Entonces, ¿por qué la ciencia y la tecnología no atraen a las niñas?. Para Luisa Martínez la explicación hay que buscarla en una cuestión cultural que ha enraizado en el pensamiento colectivo. «Teño unha amiga que cando di que é matemática, todo o mundo se sorprende». Como sorprendente es, añade, el desconocimiento generalizado que existe sobre el papel de la mujer en estas disciplinas. «Cando lle preguntas aos nenos nomes de científicos todos din Einstein, Stephen Hawking…, pero se lle preguntas por mulleres chegan a dicir Marie Curie e logo faixe un silencio. Non saben que tamén hai moitas galegas científicas porque estas mulleres non teñen ningunha visibilidade».
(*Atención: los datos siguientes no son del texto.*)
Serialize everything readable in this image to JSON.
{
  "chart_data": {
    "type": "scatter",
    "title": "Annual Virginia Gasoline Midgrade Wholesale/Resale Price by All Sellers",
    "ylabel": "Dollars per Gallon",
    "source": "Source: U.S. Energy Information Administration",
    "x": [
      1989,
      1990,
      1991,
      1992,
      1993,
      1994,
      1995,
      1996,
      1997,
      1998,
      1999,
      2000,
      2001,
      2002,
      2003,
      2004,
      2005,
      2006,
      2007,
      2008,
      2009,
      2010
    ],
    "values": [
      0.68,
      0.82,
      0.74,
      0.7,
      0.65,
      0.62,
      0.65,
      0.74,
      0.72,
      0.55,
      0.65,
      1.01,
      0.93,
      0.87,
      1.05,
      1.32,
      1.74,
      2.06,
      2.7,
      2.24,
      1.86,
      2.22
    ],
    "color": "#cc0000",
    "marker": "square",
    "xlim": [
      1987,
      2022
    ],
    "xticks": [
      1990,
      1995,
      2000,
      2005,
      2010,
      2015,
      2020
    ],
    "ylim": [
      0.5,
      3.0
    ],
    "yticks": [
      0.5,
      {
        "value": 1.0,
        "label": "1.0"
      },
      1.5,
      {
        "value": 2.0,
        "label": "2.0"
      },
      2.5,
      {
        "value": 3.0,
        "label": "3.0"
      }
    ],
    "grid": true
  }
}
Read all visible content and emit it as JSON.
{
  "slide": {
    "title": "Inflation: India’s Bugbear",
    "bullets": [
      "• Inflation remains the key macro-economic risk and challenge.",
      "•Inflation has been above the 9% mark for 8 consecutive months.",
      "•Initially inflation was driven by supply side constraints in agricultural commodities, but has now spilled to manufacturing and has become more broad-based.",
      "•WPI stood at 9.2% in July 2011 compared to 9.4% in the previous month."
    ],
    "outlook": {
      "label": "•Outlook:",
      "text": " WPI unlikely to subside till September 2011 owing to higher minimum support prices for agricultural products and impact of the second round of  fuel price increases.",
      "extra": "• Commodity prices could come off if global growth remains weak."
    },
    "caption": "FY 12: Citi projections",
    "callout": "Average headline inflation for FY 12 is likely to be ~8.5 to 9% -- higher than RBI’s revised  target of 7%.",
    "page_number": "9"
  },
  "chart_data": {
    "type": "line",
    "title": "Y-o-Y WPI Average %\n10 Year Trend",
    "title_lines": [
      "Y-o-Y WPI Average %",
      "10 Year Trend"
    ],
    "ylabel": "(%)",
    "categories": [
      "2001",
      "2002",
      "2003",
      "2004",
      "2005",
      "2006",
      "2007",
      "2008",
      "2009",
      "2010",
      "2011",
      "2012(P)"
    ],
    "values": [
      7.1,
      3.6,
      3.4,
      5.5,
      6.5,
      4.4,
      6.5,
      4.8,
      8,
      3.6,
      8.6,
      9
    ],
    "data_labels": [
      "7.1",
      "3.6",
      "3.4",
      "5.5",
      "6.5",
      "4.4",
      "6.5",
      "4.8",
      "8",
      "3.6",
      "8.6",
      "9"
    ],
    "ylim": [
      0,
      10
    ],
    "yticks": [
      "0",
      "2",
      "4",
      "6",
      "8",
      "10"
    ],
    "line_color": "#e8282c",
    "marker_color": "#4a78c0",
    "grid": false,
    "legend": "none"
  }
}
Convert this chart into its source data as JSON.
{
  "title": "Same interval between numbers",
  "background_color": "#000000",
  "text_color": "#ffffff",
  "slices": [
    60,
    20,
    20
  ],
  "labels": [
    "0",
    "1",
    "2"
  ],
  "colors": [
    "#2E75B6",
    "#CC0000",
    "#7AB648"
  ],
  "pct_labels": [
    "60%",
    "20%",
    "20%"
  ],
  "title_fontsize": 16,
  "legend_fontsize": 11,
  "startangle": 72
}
Algo parecido ocurre cuando se le pregunta a la gente por científicos que hicieron famosos la televisión y el cine; surgen personajes como Doc, de Regreso al Futuro, y El profesor chiflado, de Jerry Lewis, pero casi nadie repara, por ejemplo, en Indiana Jones -que además de aventurero era un avezado arqueólogo-. Si la investigación es un reducto exclusivo y alejado de la vida cotidiana, todavía lo es más cuando se trata de las Ciencias Humanas, porque la Historia, la Antropología y la Musicología no son cuestiones que ocupen y preocupen demasiado al personal. «Sempre sae a relucir o ¿para que?. A xente pensa que sempre hai que investigar para buscar algo concreto: para curar o cancro, para resolver cuestións informáticas e tecnolóxicas..., cando a investigación é, sobre todo, unha fonte de coñecemento», reflexiona la mujer que se encarga de la divulgación científica en el CSIC gallego.

Precisamente, para romper estos y otros moldes, Lara se presentó ayer en el instituto vilanovés con larvas de pulpo en un tubo de ensayo y una mandíbula de calamar gigante en un frasco, para demostrarle a los chavales que las mujeres pueden y deben investigar cuestiones como la zoología que, a priori, no tienen una aplicación práctica inmediata. Y para captar su atención nada mejor que hablarles de los kraken (criaturas marinas gigantes) que tanta literatura y cine han alimentado en el último siglo.

Lara García da a la perfección el perfil que buscaba la profesora Raquel Blanco cuando se le ocurrió la idea de mostrar la ciencia en clave femenina. Estudió Ciencias del Mar, completó su formación en Arousa -en centros como el IGAFA y el CIMA- y ahora está en el Instituto de Investigacións Mariñas de Vigo haciendo lo que más le gusta: investigar. «Síntome moi privilexiada por que gústame o meu traballo», indica.

Pocas y pocos pueden decir lo mismo. La crisis económica ha supuesto una sangría que ha dejado a muchos científicos por el camino, que en el mejor de los casos han tenido que emigrar para poder trabajar en lo suyo. Pero no hay que desesperanzarse, apuntan nuestras protagonistas. La vocación derriba muchos muros.